Hong Kong society hails mask ban to end violence

By Chen Qingqing in Hong Kong and Wang Wenwen in Beijing Source:Globaltimes.cn Published: 2019/10/4 19:26:33

Photo: Chen Qingqing/GT

Major political groups, lawmakers, and ordinary Hongkongers hailed the Hong Kong Special Administrative Region (HKSAR) government for enacting the anti-mask law amid spiraling rampage in the city, which will help police handle rioters. 

The Hong Kong members of the Chinese People's Political Consultative Conference (CPPCC) National Committee released a statement soon after the Hong Kong government announced it would enact the anti-mask law.

Chief Executive Carrie Lam Friday invoked emergency powers to enact a law banning face masks at illegal public assemblies. The law, which takes effect on Saturday, is expected to help quell months of anti-government violence and chaos in Hong Kong.

Any person who violates the law faces up to a year in jail and a fine of HK$25,000, which has exemptions. 

As a major force that loves Hong Kong and the country, the statement said, CPPCC members had already called for implementing the anti-mask law by various means, such as publishing articles on newspapers and voicing our opinions at interviews and meetings, and Friday's move by the government is a timely one.

After nearly four months of unrest, Hong Kong has become a city of uncertainty, with most sectors facing sluggishness and society divided. However, a slew of violent activities have shown “signs of terrorism,” which is distressing and painful, the statement said.

"We call on the government to shoulder greater responsibility in cracking down on violence and protecting the safety of residents, and we firmly support the law enforcement by Hong Kong police to restore social order," the statement said.

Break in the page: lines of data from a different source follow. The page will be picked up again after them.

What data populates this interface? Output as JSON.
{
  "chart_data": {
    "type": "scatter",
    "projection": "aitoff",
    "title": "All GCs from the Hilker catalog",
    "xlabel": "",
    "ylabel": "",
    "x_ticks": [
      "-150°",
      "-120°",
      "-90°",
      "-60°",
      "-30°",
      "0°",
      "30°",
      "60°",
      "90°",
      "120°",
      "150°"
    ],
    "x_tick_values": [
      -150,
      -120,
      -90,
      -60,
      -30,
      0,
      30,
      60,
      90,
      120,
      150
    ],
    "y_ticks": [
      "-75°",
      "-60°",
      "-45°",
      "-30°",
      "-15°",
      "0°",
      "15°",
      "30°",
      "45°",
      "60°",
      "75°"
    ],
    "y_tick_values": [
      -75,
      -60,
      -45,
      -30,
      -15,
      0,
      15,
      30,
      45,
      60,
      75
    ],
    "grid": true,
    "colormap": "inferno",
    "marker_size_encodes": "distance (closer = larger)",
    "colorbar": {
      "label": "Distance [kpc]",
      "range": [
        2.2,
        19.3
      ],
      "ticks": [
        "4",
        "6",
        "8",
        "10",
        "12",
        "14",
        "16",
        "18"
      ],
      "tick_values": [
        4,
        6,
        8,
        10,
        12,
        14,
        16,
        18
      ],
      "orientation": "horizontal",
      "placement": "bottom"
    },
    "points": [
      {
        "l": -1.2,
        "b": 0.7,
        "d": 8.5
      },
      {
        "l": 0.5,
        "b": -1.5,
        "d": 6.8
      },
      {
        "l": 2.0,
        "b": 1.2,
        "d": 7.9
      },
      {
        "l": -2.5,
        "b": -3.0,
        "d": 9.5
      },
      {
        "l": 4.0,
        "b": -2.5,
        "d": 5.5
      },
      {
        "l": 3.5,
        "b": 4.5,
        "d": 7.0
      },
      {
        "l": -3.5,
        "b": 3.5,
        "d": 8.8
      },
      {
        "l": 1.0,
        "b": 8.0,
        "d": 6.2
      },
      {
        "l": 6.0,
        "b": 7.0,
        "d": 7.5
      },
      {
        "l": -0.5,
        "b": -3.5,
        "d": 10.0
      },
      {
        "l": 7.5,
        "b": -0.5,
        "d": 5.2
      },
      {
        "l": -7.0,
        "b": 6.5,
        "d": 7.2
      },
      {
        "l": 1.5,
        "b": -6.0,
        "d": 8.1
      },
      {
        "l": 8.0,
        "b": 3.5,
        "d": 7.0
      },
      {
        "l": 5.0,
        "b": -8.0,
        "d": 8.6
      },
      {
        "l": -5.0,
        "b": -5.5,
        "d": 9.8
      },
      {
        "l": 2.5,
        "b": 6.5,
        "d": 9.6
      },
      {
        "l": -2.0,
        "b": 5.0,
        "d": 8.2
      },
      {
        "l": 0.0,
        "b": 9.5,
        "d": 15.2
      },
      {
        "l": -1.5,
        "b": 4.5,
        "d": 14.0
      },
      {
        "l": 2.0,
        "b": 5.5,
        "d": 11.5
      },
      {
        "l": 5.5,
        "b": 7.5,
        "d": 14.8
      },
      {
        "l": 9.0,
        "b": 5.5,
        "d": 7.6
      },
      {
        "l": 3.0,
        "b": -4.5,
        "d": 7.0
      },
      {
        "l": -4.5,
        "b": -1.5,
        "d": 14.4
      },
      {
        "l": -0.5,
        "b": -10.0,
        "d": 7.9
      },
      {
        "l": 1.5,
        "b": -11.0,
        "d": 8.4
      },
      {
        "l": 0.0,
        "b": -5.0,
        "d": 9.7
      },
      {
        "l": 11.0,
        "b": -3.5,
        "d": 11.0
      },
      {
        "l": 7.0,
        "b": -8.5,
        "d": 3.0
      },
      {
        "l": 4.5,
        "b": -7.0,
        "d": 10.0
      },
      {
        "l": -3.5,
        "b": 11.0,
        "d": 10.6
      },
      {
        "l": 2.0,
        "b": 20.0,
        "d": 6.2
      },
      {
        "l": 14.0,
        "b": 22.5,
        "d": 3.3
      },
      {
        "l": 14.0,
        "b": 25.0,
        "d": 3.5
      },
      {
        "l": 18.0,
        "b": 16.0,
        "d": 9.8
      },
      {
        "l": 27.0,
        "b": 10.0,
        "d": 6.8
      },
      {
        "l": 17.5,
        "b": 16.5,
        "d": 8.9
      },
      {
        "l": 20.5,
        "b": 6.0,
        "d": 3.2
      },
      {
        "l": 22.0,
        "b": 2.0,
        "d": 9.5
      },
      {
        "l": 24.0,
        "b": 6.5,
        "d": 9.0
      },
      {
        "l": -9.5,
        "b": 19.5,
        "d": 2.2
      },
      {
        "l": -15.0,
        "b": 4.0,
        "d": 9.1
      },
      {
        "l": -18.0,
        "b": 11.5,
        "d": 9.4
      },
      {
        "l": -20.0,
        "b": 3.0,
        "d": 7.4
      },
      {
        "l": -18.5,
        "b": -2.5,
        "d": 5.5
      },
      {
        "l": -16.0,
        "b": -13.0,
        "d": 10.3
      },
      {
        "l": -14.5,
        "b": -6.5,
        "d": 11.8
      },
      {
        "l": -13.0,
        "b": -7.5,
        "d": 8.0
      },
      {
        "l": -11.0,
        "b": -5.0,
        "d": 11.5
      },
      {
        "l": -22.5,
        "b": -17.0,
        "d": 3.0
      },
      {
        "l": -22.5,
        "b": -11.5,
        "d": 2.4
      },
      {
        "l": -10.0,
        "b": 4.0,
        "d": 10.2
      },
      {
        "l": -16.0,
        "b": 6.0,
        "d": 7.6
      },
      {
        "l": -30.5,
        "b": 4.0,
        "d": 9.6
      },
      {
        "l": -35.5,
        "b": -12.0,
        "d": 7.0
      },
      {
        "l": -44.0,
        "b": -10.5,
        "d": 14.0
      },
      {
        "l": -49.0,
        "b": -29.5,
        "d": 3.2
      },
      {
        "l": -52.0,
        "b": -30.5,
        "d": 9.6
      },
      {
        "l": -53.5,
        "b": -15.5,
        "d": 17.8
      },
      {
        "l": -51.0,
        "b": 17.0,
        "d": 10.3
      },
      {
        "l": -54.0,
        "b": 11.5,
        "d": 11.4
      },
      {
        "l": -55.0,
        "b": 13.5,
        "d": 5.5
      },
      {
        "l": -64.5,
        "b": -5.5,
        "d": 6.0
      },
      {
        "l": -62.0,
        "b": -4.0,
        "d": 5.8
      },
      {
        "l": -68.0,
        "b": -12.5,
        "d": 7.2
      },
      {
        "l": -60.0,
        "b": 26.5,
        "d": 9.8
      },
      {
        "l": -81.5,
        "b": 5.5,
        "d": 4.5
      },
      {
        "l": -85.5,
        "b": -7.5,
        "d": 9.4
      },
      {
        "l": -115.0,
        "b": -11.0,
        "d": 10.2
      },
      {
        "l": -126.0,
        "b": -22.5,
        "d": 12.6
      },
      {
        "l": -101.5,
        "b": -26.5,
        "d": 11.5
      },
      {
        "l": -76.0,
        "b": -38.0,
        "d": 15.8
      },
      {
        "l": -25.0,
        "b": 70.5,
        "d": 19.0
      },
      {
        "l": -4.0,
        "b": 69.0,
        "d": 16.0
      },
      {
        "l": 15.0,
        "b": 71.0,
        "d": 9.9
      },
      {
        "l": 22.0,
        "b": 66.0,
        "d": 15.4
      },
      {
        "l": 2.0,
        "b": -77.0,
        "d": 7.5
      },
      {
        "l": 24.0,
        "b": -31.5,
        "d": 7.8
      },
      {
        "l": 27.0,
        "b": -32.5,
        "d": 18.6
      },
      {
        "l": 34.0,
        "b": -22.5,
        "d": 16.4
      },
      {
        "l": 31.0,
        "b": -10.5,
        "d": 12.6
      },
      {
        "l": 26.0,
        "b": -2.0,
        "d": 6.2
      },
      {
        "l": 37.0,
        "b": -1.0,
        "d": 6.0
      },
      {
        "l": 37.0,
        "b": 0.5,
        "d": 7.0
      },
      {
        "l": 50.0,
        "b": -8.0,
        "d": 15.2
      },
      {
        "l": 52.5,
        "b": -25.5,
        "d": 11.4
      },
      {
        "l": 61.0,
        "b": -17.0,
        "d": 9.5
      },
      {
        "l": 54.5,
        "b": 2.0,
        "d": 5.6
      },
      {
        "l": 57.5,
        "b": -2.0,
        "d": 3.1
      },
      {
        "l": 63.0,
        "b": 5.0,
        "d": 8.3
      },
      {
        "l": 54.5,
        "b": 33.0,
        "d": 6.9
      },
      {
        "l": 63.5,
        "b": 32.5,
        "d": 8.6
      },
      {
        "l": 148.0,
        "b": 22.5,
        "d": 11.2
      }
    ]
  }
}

“Many residents have been looking forward to it as we have seen escalating violence over the past week,” Tsuen Wan District Councillor Nixie Lam told the Global Times on Friday. 

The intensity and scale of riots in recent days have been shifting from targeting government buildings to shops and banks, restaurants and shopping malls, which has been spreading to communities. 

Rioters have been targeting MTR stations and throwing Molotov cocktails inside the stations, interfering in railway operations and breaking turnstiles. 

Such rampage has caused delays and inconvenience to ordinary Hong Kong people.

The MTR said 83 stations have been damaged in recent riots, including 800 gates, 500 ticket vending machines and 700 CCTV cameras. 

When radicals wear masks, they could hide their identities and become reckless and fearless, and banning face masks during illegal gatherings is necessary at this critical moment, Hong Kong government officials said. 

The Hong Kong Federation of Overseas Chinese Associations (HKFOCA) said on Friday afternoon that Western countries, including the US, Canada and France have long passed anti-mask laws, and most of these countries are signatories of the International Bill on Human Rights.

"Therefore, enacting the law does not violate the principles of the International Bill on Human Rights and will not intrude the freedom of demonstrations and assemblies of Hong Kong people," the HKFOCA said.

"Using special means at this critical juncture is a crucial step to stop violence," it said.